All pictures click to enlarge
It has been a slow year at Raleigh Nature, squeezed by my Meniere’s Syndrome, classroom teaching, other online interests, and gardening. Here are some nice images from 2010, some with notes on the separate posts I would liked to have written with them. Thanks for checking in and we’ll keep plugging. Have a great one!
The snowy holidays were great fun and a white Christmas seemed like an enticing treat from the Climate Change Coming. We are still working on raising food year round at the Person Street urban homestead and the chickens have been a spectacular success and my best excuse for not being out in Raleigh nature.
I am truly grateful for Get To Know a Park, since I would rather concentrate on out of the way places, but there are still plenty of park rows to hoe. Besides Oak View, there is a small new one on Honeycutt Road, and little gems like Hymettus Woods at Wade and Dixie. One of my biggest regrets of 2010 is not getting over to the new section of greenway emerging by the beltline on House Creek, where I have been specifically invited by a reader (lo siento 😦 )
There is always a lot of nature lore to explore, and 2010 was no exception.
There is a lot I would like to cover from my travels outside Raleigh as well. The Maine post went well, but my mountain traveling has been heavy, and there is always just sooo much to tell.

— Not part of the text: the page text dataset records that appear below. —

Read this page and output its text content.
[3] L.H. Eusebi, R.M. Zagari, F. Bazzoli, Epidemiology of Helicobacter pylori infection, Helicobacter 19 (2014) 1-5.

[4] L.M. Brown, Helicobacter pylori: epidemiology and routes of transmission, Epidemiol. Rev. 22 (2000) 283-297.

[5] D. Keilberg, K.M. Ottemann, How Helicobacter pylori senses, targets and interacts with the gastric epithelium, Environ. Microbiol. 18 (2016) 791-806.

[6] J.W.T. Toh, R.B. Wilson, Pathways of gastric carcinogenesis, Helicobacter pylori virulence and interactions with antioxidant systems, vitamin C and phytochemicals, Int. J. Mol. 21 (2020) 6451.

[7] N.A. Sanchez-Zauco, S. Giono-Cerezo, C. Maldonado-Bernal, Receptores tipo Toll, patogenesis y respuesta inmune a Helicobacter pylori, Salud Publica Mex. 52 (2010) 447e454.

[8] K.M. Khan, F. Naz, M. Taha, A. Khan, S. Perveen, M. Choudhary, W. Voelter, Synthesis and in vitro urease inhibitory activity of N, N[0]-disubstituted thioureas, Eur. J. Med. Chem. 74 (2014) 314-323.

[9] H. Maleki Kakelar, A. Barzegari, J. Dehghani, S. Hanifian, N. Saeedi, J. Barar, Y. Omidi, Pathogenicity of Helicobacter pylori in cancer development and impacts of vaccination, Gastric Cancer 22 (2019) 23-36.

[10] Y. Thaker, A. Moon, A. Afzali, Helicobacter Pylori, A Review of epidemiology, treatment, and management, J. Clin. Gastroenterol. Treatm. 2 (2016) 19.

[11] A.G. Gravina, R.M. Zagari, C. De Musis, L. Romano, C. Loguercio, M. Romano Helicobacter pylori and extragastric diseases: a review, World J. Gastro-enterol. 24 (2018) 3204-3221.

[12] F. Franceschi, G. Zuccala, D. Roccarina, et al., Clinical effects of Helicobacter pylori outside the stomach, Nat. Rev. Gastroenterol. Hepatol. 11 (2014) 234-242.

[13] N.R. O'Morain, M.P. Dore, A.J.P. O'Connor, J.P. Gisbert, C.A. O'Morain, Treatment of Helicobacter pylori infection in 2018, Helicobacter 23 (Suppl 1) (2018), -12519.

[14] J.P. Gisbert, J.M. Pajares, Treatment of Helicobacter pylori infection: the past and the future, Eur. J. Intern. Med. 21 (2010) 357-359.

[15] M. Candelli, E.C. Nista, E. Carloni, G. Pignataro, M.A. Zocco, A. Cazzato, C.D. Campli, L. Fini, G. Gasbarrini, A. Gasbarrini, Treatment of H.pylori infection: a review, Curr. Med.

There are so many things happening with parks and green amenities in Raleigh. I had hoped to write about the beginnings of the Neuse River trail, which starts at Fall Dam and eventually hits Anderson Point, the river’s intersection with Crabtree. This wonderful, under-used park has been the source of many a stimulating walk and deserves multiple posts. Halfway down that trail (where it joins the existing one) is Raleigh Beach and the Milburnie Dam, which is up for possible removal. Now THIS topic I would have preferred to address at Raleigh Public Record, and I may yet (the project is on a back-burner currently).